RCB: To compliment what Autumn said, before we even developed innovative ways to communicate our hair care instructions, we were providing our customers with “do’s and don’ts,” and were firm in our communication about the correct methods of using our hair care products. We were clear in communicating that not following our care instructions could sometimes result in a negative outcome. Safety in the products and safety for the consumer is always top of mind for us.
Autumn, in 2020, you launched NU Standard. Tell me about the line and how your family’s legacy influenced the creation of this brand.
AY: At NU Standard, our mission is deeply rooted in my family’s legacy of fostering a sense of belonging and inclusivity, especially for the Black community, while ensuring our products cater to everyone. This mission represents the unfinished business I am determined to carry forward: to redefine inclusivity in the industry starting at the research and development stage. I want to ensure that the Black and textured hair community is never left out or last in line.
Taking inspiration from my grandfather, who also valued the importance of working with professionals, I’ve redefined NU Standard as a “restart legacy business.” My husband and I have taken it upon ourselves to fully fund and revitalize the business, placing a significant emphasis on forging and nurturing relationships with haircare professionals.
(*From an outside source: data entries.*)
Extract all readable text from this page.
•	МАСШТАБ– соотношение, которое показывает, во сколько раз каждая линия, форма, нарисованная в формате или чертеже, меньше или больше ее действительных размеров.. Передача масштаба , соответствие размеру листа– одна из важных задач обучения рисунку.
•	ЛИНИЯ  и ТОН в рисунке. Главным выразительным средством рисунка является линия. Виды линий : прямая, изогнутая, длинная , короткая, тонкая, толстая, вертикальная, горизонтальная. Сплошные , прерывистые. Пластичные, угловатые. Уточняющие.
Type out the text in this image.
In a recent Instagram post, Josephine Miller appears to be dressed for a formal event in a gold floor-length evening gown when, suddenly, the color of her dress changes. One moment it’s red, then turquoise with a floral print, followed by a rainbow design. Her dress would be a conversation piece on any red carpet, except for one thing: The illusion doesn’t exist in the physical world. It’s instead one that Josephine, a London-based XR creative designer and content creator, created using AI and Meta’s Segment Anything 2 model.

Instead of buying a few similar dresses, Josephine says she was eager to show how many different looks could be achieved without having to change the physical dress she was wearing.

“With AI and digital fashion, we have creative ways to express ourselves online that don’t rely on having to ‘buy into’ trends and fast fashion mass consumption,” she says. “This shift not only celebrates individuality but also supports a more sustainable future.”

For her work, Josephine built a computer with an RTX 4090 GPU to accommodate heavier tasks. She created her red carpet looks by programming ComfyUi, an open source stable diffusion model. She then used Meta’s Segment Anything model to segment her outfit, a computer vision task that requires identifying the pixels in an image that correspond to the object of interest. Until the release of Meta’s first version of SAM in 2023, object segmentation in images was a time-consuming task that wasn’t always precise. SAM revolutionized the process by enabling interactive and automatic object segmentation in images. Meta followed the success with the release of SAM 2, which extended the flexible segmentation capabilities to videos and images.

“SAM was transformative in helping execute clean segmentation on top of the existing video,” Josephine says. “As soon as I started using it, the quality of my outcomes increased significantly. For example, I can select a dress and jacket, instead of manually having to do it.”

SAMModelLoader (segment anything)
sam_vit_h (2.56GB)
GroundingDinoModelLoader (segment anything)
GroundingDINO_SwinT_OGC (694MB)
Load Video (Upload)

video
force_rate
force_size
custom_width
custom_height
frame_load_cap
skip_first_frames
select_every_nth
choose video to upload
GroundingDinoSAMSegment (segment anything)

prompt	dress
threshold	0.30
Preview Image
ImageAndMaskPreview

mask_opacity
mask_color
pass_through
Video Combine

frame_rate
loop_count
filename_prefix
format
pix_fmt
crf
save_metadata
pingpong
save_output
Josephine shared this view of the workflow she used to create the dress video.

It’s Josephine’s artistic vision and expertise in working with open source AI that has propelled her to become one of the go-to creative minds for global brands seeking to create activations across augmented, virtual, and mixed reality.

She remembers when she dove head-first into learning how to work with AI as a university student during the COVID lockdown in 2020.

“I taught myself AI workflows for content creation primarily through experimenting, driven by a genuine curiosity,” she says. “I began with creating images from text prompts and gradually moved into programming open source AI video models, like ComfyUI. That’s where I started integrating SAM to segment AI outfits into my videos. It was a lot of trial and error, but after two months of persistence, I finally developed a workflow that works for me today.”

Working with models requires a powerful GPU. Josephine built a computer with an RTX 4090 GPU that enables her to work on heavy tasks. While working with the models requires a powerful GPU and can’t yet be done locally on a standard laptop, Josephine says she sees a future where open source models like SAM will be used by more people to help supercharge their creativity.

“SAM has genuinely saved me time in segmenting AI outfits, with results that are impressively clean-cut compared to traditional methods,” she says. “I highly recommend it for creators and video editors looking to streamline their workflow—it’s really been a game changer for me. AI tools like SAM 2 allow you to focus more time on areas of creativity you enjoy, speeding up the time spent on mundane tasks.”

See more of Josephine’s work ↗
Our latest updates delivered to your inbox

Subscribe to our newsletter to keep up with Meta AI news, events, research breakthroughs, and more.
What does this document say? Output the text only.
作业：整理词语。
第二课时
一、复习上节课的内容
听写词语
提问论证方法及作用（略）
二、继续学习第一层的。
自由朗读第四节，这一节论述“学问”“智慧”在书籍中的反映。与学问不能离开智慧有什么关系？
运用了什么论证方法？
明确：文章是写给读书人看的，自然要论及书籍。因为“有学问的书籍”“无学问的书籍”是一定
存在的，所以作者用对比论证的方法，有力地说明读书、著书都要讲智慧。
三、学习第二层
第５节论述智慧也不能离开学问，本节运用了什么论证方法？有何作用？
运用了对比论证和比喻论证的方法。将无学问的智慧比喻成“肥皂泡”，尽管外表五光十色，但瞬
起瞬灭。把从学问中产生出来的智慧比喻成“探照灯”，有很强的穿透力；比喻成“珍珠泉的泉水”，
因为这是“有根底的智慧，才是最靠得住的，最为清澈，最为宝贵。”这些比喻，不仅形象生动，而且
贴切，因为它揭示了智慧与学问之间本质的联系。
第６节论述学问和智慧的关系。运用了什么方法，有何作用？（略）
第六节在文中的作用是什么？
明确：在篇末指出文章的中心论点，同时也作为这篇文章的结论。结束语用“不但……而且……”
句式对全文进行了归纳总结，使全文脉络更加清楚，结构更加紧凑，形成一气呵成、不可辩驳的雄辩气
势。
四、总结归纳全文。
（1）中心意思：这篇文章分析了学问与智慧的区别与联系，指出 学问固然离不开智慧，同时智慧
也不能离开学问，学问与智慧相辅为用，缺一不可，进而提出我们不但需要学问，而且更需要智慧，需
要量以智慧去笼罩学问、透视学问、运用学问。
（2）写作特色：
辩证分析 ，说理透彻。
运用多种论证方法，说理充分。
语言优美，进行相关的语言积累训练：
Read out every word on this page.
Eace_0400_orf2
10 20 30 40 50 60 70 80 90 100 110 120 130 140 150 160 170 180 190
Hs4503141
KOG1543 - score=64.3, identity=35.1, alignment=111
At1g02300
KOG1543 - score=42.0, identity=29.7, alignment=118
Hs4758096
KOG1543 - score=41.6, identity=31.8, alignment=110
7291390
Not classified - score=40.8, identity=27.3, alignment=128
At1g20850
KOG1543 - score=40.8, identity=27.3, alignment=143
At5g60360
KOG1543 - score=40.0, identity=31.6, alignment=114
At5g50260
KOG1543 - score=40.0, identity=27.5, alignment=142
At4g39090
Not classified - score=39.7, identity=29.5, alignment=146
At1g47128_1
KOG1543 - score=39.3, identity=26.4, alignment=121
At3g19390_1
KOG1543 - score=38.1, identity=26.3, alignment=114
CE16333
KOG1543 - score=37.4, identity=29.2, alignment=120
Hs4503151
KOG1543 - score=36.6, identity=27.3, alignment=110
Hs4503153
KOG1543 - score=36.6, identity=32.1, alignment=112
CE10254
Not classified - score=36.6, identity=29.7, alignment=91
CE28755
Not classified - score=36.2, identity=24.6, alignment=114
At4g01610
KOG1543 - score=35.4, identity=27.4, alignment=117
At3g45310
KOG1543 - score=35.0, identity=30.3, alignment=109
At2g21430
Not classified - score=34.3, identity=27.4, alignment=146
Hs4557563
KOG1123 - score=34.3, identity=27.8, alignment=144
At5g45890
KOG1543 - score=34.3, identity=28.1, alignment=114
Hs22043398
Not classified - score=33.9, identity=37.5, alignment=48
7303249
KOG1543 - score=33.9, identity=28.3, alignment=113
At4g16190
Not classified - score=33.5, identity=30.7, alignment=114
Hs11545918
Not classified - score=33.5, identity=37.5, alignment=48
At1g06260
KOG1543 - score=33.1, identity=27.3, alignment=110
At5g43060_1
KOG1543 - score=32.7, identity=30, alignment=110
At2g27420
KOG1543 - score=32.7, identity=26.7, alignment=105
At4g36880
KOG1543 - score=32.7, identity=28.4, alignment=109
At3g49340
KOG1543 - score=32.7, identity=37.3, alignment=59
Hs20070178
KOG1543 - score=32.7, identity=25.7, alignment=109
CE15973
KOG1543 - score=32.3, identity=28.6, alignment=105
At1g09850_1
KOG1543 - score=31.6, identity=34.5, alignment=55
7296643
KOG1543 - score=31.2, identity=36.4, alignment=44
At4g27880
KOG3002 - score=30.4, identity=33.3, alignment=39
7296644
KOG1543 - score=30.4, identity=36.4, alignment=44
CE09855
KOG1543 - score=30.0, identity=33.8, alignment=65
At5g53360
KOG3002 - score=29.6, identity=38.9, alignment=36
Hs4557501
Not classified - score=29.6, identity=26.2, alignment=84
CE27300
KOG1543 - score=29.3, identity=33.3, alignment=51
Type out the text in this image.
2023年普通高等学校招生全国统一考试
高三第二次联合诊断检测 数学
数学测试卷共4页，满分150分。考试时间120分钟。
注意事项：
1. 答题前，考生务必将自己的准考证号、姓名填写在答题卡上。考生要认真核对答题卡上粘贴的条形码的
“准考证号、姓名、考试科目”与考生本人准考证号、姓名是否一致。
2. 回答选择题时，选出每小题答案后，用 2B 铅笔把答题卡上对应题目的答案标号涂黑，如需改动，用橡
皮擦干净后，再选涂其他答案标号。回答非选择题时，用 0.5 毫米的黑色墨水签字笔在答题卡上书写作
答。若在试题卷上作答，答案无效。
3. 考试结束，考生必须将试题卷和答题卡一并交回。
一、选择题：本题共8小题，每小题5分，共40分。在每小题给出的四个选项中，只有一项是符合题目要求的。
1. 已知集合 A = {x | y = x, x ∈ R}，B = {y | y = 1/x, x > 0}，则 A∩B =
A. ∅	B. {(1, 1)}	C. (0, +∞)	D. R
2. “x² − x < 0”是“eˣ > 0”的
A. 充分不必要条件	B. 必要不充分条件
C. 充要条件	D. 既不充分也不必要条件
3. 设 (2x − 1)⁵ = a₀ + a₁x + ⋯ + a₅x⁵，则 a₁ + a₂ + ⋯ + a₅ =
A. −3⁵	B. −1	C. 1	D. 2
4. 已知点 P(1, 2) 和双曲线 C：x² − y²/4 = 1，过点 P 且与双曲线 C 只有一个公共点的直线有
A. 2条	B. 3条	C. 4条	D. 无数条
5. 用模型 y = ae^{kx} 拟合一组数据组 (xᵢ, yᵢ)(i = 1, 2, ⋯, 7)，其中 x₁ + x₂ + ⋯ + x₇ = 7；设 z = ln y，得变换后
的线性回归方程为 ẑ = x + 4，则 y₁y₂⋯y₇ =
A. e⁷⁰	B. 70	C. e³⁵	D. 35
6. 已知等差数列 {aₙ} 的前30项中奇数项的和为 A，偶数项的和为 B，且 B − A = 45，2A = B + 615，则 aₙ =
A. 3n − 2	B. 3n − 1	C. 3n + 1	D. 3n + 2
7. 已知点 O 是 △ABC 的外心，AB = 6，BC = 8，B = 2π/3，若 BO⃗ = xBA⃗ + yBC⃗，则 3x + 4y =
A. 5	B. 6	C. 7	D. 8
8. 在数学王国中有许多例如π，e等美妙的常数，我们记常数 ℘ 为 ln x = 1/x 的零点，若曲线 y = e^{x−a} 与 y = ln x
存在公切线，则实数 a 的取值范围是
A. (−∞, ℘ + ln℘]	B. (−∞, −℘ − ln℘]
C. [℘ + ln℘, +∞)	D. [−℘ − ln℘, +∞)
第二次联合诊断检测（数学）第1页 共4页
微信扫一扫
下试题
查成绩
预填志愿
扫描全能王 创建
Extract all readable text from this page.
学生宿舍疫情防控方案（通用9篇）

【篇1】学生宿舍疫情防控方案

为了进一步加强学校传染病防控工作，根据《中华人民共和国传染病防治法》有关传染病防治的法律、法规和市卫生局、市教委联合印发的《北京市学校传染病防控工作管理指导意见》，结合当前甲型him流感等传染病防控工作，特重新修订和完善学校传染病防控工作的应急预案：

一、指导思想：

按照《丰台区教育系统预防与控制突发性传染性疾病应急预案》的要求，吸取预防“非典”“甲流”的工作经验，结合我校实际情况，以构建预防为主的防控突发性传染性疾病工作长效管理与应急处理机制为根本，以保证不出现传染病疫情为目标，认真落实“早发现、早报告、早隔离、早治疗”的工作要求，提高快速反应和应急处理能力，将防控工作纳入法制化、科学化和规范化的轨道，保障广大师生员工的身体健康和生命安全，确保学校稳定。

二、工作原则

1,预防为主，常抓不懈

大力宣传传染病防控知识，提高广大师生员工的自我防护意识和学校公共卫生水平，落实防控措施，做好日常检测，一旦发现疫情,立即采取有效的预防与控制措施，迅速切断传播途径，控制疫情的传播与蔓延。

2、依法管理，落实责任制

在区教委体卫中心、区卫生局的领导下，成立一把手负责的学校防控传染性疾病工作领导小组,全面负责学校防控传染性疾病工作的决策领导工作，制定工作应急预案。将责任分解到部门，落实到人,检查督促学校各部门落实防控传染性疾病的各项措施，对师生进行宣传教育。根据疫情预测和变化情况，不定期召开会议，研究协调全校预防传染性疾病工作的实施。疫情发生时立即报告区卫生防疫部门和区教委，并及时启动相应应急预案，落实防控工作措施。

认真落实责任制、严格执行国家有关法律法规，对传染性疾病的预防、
We firmly believe that the support of professionals is crucial in overcoming the unique hair challenges. It’s hard to find anyone who has navigated the complexities of hair care alone. Whether it’s the latest product or technique, the expertise of a cosmetologist is invaluable—they not only understand the science behind hair but also provide personalized guidance on the journey to healthy hair.
Some say the Black hair care market is oversaturated. Do you still think this is a good avenue for Black women entrepreneurs looking to build both wealth and legacy?
AY: Yes and no. It’s definitely a positive that people of color and those with textured hair see a path to success in the hair care industry. Icons like Madam CJ Walker, Annie Turnbo Malone, George Johnson, Ed Gardner, and my grandfather paved the way. However, the challenge in a saturated market is to remain innovative and responsive to the specific needs of Black women. These needs, or pain points, are always evolving. The real issue with oversaturation is the plethora of similar products that fail to innovate. Let me emphasize that innovation isn’t just about the science and R&D; it’s also about how you position your product. With Hydrasilk, we’ve focused on hydration because it’s a widespread issue that’s not getting enough attention across the board.
When Pro-Line was first developed, there was a distinct need, as mass brands only catered to straight textures. Now, mainstream lines cater to everyone. Should contemporary Black-owned companies be expanding their product lines to meet the needs of all consumers?
AY: As a Black-owned brand, it’s vital to advocate for and achieve cross-over appeal. This means actively seeking opportunities for broader visibility and recognition from retailers and media. It’s important to challenge and overcome any attempts to pigeonhole our brands, especially when our products are designed to cater to a diverse audience. Highlighting the versatility and inclusivity of our offerings not only broadens our market but also reinforces the importance of diversity and representation in the industry.
As Black women like Monique Rodriguez of Mielle, Beatrice Dixon of Honey Pot, and Pinky Cole of Slutty Vegan continue to shatter glass ceilings, it underscores the importance for brands to be evaluated based on the quality of their products rather than the appearance of their creators. This journey requires us to persistently challenge stereotypes and advocate for inclusivity. Our efforts must focus on ensuring that [Black-owned] brands are recognized for their innovation, effectiveness, and contribution to the market, not just the racial or ethnic background of their founders. By doing so, we honor the legacy of pioneering Black women entrepreneurs and pave the way for future generations to thrive in a more inclusive and equitable market.